A Free Template of a California Preliminary Notice form can be downloaded here: California Preliminary Notice Template & Proof of Service Affidavit
Who Must Provide Notice
As discussed above, not everyone is required to provide this preliminary notice. There are many circumstances when a contractor or supplier can lien a project when they have not sent preliminary notice.
The key question, therefore, is clearly this: Who must provide Preliminary Notice?
The general rule of thumb in California is that Preliminary Notice is required by anyone who is not:
- In direct contract with the owner; or
- Performing actual labor, as an employee or as part of a labor union.
In other words, if you are an actual laborer or the party who contracted directly with the owner, you need not send preliminary notice to file a lien.
Interestingly, California courts have very liberally construed the phrase “direct contract with the owner” to include other parties aside from those who actually signed the contract with the owner.
In California, any contractor or materialman is presumed to be under “direct contract” with the owner so long as the owner has actual knowledge that construction work is being performed on his property! Kim v. JF Enterprises (App 2. Dist. 1996) 50 Cal. Rptr. 2d 141, 42 Cal. App. 4th 849.
Where to Send Notice
Assuming you are required to send Preliminary Notice, the California statutes stipulate exactly who is required to receive that notice to properly preserve a contractor or supplier’s lien rights.
The Preliminary Notice should be sent to:
- The Owner (or reputed owner);
- The Original Contractor (or reputed original contractor); and
- The construction lender, if any.
When to Send Notice
Perhaps the most important question about preliminary notice in California concerns when the statutes require that notice be delivered by a contractor or supplier.
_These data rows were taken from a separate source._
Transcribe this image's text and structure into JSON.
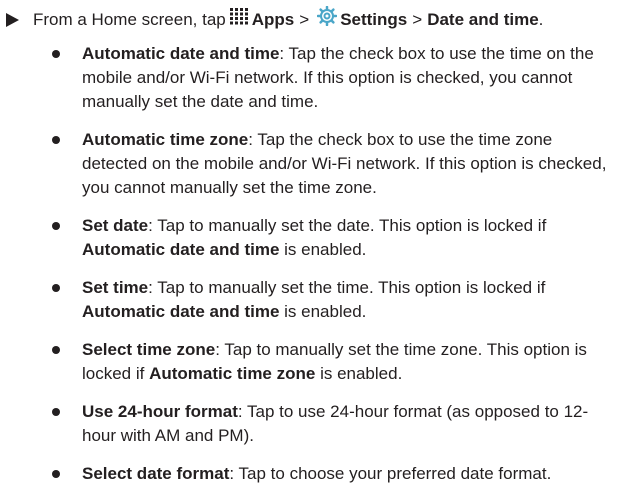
{
  "step": {
    "prefix": "From a Home screen, tap",
    "apps_icon": "apps-grid-icon",
    "apps_label": "Apps",
    "sep1": ">",
    "settings_icon": "settings-gear-icon",
    "settings_label": "Settings",
    "sep2": ">",
    "target_label": "Date and time",
    "end": "."
  },
  "items": [
    {
      "term": "Automatic date and time",
      "text": ": Tap the check box to use the time on the mobile and/or Wi-Fi network. If this option is checked, you cannot manually set the date and time."
    },
    {
      "term": "Automatic time zone",
      "text": ": Tap the check box to use the time zone detected on the mobile and/or Wi-Fi network. If this option is checked, you cannot manually set the time zone."
    },
    {
      "term": "Set date",
      "text": ": Tap to manually set the date. This option is locked if ",
      "ref": "Automatic date and time",
      "tail": " is enabled."
    },
    {
      "term": "Set time",
      "text": ": Tap to manually set the time. This option is locked if ",
      "ref": "Automatic date and time",
      "tail": " is enabled."
    },
    {
      "term": "Select time zone",
      "text": ": Tap to manually set the time zone. This option is locked if ",
      "ref": "Automatic time zone",
      "tail": " is enabled."
    },
    {
      "term": "Use 24-hour format",
      "text": ": Tap to use 24-hour format (as opposed to 12-hour with AM and PM)."
    },
    {
      "term": "Select date format",
      "text": ": Tap to choose your preferred date format."
    }
  ]
}
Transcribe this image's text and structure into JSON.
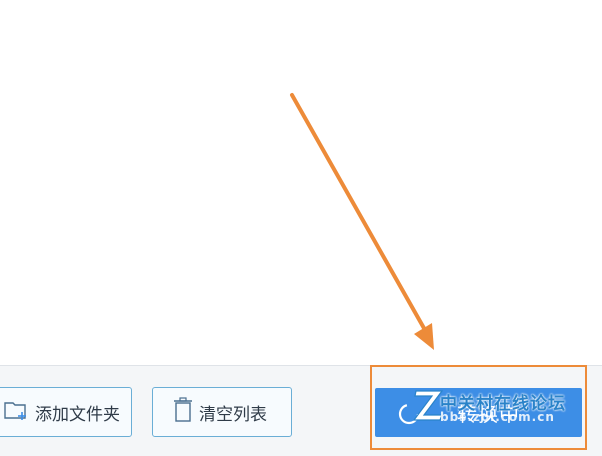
{
  "footer": {
    "add_folder_label": "添加文件夹",
    "clear_list_label": "清空列表",
    "convert_label": "转换中"
  },
  "watermark": {
    "site_name": "中关村在线论坛",
    "url": "bbs.zol.com.cn"
  },
  "icons": {
    "add_folder": "folder-plus-icon",
    "clear_list": "trash-icon",
    "converting": "loading-spinner-icon"
  },
  "colors": {
    "accent_blue": "#3d8ee6",
    "annotation_orange": "#ed8b39",
    "button_border": "#6aaed6"
  }
}
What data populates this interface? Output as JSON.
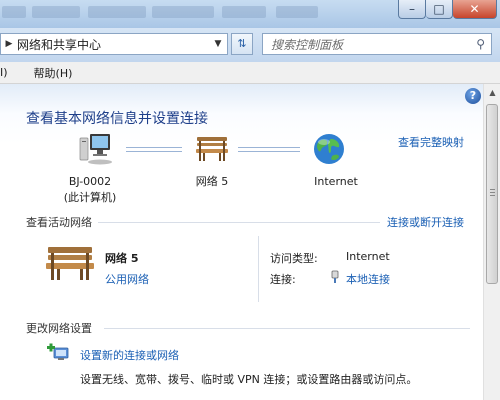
{
  "address_bar": {
    "path": "网络和共享中心",
    "search_placeholder": "搜索控制面板"
  },
  "menu": {
    "items": [
      "I)",
      "帮助(H)"
    ]
  },
  "content": {
    "heading": "查看基本网络信息并设置连接",
    "full_map_link": "查看完整映射",
    "map": {
      "computer_line1": "BJ-0002",
      "computer_line2": "(此计算机)",
      "network_label": "网络  5",
      "internet_label": "Internet"
    },
    "active_networks": {
      "title": "查看活动网络",
      "connect_link": "连接或断开连接",
      "network_name": "网络  5",
      "network_type": "公用网络",
      "access_type_label": "访问类型:",
      "access_type_value": "Internet",
      "connection_label": "连接:",
      "connection_value": "本地连接"
    },
    "change_settings": {
      "title": "更改网络设置",
      "task_title": "设置新的连接或网络",
      "task_desc": "设置无线、宽带、拨号、临时或 VPN 连接；或设置路由器或访问点。"
    }
  },
  "icons": {
    "help": "help-icon",
    "computer": "computer-icon",
    "bench": "public-network-bench-icon",
    "globe": "internet-globe-icon",
    "connection": "lan-connection-icon",
    "new_connection": "new-connection-icon"
  }
}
In California, notice must be given not later than 20 days after the claimant has first furnished labor, services, equipment or materials to the jobsite.
After the expiration of these 20 days, the claimant may still send notice, but it will only be effective as to the labor, services and materials supplied or provided within 20 days prior to the service of the notice (and thereafter).
Therefore, if you are required to provide preliminary notice under California statutes, it’s imperative that you deliver the notice as soon as practical. Waiting until 20 days after you begin work will jeopardize your rights to lien for unpaid work.
How to Send Notice
California statutes specifically provide a method for sending notice to the receiving parties.
The notice can be sent by delivering the document personally, by leaving it at the residence or place of business of the party with some person in charge, or by registered or certified first-class mail.
If the owner is out of state and the above-methods do not work, you can send the owner’s notice via certified or registered mail to the construction lender or original contractor.
It is important to keep good records of delivery, as the statutes also provide a specific method to prove the preliminary notice was delivered. According to §3097.1, proving delivery of preliminary notice must be as follows:
- If served by mail, by proof of service affidavit accompanied by return receipt card or a photocopy of the record of delivery;
- If served personally, by proof of service affidavit.
A proof of service affidavit is an affidavit by the person making service (the person who hand delivered the notice or mailed the notice). It should state the time, place and manner of service and the facts showing that the delivery was made in accordance with statutes.